The effect of exogenous nitric oxide (NO) on lymphatic TD function in control and MetSyn rats. Frequency (A), EF (B), and vessel tone (C) were determined at each experimental pressure for control and MetSyn TDS. Data are presented as means ± SE; n = 9 for control; n = 7 for MetSyn. *P < 0.05, and 0.05 < P̂ < 0.10, significance comparing within each cohort at each experimental pressure by two-way ANOVA.

Fig. 4.

The effect of nitric oxide synthase (NOS) inhibition with l-NAME on lymphatic TD imposed flow responses in control and MetSyn rats.
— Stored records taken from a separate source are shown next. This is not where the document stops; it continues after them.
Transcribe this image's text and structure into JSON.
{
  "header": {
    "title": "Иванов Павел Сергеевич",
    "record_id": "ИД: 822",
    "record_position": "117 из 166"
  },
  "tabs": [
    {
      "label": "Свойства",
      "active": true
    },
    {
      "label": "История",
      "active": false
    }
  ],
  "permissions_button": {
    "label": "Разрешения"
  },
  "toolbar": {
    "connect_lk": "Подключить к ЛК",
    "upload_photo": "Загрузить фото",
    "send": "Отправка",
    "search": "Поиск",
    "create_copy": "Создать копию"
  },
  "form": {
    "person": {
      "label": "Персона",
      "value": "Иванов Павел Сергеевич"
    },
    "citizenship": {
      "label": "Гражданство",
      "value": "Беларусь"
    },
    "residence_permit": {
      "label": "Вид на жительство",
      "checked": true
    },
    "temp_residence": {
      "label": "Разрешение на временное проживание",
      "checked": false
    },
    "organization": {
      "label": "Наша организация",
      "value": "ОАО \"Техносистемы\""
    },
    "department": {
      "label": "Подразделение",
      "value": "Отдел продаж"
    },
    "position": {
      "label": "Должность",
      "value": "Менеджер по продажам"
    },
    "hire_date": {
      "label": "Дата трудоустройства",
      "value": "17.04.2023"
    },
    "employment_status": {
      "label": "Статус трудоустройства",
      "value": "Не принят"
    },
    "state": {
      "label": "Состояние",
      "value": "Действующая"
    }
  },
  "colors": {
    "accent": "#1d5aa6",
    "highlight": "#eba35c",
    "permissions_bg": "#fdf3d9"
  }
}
TDs were equilibrated for 20 min in 100 μM l-NAME and their responses to imposed flow were recorded and analyzed for Frequency (A) and vessel tone (B). Data are presented as means ± SE; n = 7 for MetSyn; n = 10 for control. *P < 0.05, significance comparing within the cohort by two-way ANOVA.

Fig. 5.

Differences between control and MetSyn TD function in response to flow are abolished when NOS is inhibited but not when reactive oxygen species (ROS) is inhibited. Frequency was normalized within each cohort to zero flow (F = 0) to compare the role for NO and ROS in the MetSyn TD flow response. MetSyn TDs displayed blunted flow-mediated inhibition of contractility (A). Inhibition of NOS with 100 μM l-NAME abolishes the differences in normalized frequency (B). Inhibition of ROS with 1 mM tempol did not restore flow-mediated inhibition in MetSyn TD (C). Data are presented as mean ± SE; n = 20 for control and MetSyn (A); n = 7 for control and 10 for MetSyn for the l-NAME response (B); and n = 6 for both control and MetSyn for the tempol response (C). *P < 0.05, significance by two-way ANOVA.

Fig. 6.

Reduced expression of eNOS in TDs isolated from MetSyn rats. Proteins were isolated from TDs isolated from control and MetSyn rats and used for Western blots to assess enothelial NOS (eNOS) expression. β-Actin (βAct) was used as a loading control. A: a representative Western blot; C, control sample; M, MetSyn sample; O, omitted sample in the analysis due to low amount of protein loading. B: quantitative analysis of eNOS expression. The eNOS-to-βAct ratios were normalized to control values. The values obtained from 3 different blots were used for the analysis. Data are presented as means ± SE; n = 5 for MetSyn and 6 for control. *P < 0.05, significance by two-way ANOVA.